Dorin righted himself, groaning as his back popping, another storm. It settled as he rested his pickaxe across his shoulders, tunring and smiling at Firenze as the boy approached.
“Finally awake,” He said, his voice far too soft for such a giant of a man. Firenze had a deeper voice, at least, but he could only dream of matching the power behind it, the authority, the respect- the attention it demanded. “Naomi wasn’t too pleased.”
“She talked to you, huh?”
“At the break of dawn... She ‘apologized’ on your behalf and offered breakfast. I declined, but enjoyed the company all the same. She always had the gift of gab... Alas, I had to get to work, so I asked her not to be too harsh on you. You’ve been working hard every single day.”
“Yeah, though not in the way she suspects... You didn’t tell her, did you?”
“No, but she’s clever. She knows something is up, and raked me over the coals. You know, in her sweet way. Really should tell her soon.”
“I am... Tonight’s the night.”
Dorin chuckled, and brought the pickaxe down from his shoulders.
Holding it just under the pick’s end, instead. He gripped it with both hands, the rounded tip pointed towards Firenze, raising his own in the same fashion.

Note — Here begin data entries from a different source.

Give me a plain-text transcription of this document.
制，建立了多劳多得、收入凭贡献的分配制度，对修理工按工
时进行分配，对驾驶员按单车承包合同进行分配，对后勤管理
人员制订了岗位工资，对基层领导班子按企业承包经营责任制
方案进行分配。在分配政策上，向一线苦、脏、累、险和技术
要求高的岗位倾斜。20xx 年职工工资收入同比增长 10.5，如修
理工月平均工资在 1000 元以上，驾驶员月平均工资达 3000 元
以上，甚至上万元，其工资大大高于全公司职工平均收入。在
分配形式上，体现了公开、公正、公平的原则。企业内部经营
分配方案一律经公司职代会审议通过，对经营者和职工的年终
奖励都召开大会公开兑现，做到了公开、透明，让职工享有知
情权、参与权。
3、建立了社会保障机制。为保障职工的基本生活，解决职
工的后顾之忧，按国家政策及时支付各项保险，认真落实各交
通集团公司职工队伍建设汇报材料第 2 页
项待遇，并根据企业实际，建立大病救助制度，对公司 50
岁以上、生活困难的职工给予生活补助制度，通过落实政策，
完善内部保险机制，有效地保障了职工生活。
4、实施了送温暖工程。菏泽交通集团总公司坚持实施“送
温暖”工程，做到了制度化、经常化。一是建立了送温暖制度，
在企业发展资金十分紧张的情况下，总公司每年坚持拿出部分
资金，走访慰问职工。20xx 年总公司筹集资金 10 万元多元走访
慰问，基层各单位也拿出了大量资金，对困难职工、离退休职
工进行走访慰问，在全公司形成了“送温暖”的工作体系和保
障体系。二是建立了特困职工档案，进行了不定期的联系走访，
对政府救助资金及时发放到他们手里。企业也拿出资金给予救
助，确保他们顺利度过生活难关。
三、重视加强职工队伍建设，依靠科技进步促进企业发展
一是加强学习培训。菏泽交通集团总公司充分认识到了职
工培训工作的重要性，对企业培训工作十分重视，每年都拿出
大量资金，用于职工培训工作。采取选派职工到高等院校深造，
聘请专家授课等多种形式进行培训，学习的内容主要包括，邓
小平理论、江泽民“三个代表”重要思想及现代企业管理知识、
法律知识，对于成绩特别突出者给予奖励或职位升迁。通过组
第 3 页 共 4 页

“Then we best make today your final test,” Dorin said. “If you can land a hit, I won’t be waiting at the entrance of town all night.”
“You’re on!”
And the halls rang with their sticks, clashing again and again. It was only cut by Firenze’s gasps and continued winces, knocked to the ground again and again. He would not falter, however. The last few moons, the increased sessions against the retired General Dorin; it all built up to that day. His day. No matter how battered and bruised, he would not give up. He would land that one hit. He would make it out in the world, become legend, and make his mother proud. He was going to make them all proud.
But, most important of all, he was going to make his father proud.